The focus of the legal order and legal education has, in the main, been on the institution and its object of study has emphasised substantive and procedural law and rules and how to use them to solve what were perceived as the legal problems with little or no reference to the prevailing social order. This distinctiveness and separateness of the legal system is no longer sustainable, but it is there, unaddressed by the legal education process and emitting consequences that are at variance with other critical or analytical thoughts, and assessment and the values which the legal profession reflects and supports. Legal education has remained what it has been whereas the functions of the lawyer have shifted posts and issues have arisen which the existing curriculum could not have anticipated or addressed. There is a need for a broader view of an authentic and stable ideology for development, political, economic and social disaffection; secularism and legal order, autochthony of legal education and impact of globalisation. Legal education and training must respond to the varied socio-economic needs, the impact of technological advancement, automation, computerisation and storage of information coupled with the high rate of improvement and sophistication and their implications for human rights, gainful employment, and the environment, among others. 

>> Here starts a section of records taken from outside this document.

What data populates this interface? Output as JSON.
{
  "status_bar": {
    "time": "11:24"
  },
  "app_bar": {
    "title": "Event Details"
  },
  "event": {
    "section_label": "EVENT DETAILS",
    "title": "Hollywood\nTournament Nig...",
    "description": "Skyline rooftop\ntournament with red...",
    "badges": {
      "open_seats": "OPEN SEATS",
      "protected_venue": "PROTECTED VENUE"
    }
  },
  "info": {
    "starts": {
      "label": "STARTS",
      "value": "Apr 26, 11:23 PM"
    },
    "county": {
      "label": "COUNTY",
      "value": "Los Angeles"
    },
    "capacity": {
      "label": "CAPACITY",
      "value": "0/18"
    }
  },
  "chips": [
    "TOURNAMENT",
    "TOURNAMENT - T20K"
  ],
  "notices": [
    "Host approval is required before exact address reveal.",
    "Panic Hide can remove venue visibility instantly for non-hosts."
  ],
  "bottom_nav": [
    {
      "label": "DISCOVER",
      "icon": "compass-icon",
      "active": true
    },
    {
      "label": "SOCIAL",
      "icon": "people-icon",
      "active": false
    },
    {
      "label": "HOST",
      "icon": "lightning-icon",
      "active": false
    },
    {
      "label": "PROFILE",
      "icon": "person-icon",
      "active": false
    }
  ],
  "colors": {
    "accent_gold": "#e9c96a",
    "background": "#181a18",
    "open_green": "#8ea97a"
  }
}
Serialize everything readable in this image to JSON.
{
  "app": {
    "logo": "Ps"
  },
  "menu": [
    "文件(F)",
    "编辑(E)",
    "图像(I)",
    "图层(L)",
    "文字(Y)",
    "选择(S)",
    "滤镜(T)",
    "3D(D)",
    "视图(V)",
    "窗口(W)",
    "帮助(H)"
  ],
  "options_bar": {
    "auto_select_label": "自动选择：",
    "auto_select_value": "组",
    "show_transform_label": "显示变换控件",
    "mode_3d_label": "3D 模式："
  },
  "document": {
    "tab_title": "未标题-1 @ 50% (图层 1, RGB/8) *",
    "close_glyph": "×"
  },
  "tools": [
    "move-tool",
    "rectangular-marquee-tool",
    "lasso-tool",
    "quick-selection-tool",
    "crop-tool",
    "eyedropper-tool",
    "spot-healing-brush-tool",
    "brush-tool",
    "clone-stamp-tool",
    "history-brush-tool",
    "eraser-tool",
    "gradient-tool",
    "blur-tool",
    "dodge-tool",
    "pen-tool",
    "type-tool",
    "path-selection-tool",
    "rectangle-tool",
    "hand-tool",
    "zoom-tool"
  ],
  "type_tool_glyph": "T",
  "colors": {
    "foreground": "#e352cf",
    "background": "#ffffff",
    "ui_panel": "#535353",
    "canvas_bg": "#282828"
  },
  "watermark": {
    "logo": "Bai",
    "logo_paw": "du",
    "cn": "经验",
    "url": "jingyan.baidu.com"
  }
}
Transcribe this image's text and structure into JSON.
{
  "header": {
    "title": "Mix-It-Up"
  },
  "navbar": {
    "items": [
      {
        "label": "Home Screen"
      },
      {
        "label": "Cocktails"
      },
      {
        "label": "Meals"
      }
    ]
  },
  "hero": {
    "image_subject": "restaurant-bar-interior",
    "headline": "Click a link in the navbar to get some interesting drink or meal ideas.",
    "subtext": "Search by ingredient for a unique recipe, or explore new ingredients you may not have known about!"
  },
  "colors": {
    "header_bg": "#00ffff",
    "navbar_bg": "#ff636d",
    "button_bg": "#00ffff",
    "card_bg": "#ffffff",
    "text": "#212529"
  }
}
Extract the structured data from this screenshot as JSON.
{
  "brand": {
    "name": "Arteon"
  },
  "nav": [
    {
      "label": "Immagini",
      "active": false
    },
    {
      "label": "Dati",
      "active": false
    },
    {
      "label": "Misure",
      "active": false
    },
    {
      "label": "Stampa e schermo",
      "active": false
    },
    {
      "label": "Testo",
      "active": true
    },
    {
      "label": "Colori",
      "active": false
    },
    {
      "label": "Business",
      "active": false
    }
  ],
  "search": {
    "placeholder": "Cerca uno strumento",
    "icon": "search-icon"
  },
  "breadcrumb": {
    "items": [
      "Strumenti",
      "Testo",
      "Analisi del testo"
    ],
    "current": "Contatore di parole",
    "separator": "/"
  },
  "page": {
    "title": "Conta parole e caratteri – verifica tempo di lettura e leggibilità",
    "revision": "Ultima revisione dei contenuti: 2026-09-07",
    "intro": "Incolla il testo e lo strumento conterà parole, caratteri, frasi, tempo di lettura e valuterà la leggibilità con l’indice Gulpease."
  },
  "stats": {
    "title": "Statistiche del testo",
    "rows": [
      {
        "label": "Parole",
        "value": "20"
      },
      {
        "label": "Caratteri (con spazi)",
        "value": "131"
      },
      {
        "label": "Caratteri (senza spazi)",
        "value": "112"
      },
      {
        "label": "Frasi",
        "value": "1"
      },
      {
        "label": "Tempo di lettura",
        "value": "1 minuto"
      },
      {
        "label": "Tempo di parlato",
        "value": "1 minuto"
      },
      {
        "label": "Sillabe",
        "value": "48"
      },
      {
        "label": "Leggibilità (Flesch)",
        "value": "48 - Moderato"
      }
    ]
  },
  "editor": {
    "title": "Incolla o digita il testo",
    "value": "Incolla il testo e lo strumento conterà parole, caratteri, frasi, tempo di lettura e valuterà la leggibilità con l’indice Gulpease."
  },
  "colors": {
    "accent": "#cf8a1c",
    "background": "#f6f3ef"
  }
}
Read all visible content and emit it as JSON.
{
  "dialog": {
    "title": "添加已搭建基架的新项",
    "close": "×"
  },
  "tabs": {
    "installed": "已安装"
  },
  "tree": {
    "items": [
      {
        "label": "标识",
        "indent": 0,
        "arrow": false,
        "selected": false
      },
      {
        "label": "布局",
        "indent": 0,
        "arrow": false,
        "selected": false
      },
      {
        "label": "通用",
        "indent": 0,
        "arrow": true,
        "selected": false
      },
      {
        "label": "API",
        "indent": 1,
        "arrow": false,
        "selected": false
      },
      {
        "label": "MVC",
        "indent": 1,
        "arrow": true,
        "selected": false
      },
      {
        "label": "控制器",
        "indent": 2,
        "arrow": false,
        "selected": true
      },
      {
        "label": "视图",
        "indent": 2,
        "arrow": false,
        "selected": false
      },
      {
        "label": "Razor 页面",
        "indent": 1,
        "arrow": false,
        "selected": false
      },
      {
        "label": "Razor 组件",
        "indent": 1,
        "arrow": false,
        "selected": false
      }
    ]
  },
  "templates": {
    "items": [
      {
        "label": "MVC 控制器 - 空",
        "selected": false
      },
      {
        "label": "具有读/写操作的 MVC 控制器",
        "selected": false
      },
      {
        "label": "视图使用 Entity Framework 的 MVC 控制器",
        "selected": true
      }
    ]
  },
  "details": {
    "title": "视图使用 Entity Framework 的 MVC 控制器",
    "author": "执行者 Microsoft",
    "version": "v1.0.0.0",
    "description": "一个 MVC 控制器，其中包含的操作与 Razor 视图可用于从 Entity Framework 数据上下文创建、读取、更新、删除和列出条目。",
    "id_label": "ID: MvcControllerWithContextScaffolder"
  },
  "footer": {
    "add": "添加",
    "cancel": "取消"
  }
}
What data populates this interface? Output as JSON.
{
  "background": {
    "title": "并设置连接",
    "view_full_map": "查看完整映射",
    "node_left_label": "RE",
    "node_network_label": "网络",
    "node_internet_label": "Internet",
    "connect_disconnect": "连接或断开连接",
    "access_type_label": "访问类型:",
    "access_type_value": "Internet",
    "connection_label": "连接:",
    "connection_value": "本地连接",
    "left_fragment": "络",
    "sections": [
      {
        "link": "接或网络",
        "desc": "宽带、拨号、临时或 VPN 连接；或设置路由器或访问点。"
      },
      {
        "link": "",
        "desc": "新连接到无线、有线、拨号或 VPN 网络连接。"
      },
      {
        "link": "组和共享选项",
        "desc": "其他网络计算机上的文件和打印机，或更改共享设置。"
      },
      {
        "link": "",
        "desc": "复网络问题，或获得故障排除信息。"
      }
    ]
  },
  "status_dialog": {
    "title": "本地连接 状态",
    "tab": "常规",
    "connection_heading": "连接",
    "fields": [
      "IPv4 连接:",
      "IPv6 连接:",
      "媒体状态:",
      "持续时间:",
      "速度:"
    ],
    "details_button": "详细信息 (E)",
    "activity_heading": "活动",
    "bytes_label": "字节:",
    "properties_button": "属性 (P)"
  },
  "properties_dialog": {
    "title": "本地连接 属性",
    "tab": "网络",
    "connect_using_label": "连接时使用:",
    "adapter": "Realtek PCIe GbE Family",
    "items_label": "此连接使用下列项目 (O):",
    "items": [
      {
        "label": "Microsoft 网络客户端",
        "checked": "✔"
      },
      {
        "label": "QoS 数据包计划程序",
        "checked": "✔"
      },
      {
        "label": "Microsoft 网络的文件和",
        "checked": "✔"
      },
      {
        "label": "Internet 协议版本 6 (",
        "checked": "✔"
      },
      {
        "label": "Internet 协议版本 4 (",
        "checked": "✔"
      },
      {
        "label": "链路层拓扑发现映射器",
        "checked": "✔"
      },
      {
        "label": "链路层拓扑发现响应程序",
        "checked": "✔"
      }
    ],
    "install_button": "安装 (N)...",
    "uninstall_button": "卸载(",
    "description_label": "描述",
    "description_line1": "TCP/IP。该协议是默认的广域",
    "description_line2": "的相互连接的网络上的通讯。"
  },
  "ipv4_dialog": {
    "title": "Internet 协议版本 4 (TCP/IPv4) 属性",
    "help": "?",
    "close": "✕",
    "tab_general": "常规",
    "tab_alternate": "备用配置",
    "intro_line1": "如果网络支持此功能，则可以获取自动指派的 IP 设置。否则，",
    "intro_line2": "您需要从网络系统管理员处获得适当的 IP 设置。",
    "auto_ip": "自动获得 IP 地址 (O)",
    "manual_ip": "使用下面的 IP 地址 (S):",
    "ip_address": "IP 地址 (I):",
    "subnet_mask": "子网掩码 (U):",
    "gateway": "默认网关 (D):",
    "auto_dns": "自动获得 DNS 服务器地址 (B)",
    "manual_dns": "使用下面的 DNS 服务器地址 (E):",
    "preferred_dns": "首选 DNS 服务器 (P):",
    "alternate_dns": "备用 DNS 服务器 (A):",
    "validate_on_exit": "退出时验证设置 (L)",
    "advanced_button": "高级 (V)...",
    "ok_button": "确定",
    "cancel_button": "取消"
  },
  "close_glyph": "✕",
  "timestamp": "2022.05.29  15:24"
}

The delivery of legal services at the outset of the 21st century looks different from the way things were and individuals, small scale businesses and organisations now resort to legal practitioners as a matter of course. It is arguable whether such an increasing demand of legal and advice services is an index of an unhealthy conflictual society or a healthy rights-conscious society. However it is obvious that there is a quest for Social order, change, and development through law and the legal education curriculum should advance the society’s economic and political life that reflects people’s wishes and desires. An appropriate legal education curriculum therefore should be capable of serving the ends of social justice and the needs of the lawyer in the face of the problems of modern techno-structure and the future.



Both the National Universities Commission and the Council of Legal Education have imposed on the legal education system certain prescribed Minimum Academic Standards, a group of compulsory core law and non-law courses. This outcome oriented approach tends to provide some measure of harmony. Apart from ensuring that the prescribed courses are offered, there is no assurance that the outcomes of teaching those courses as conceived by the regulating authorities are being achieved.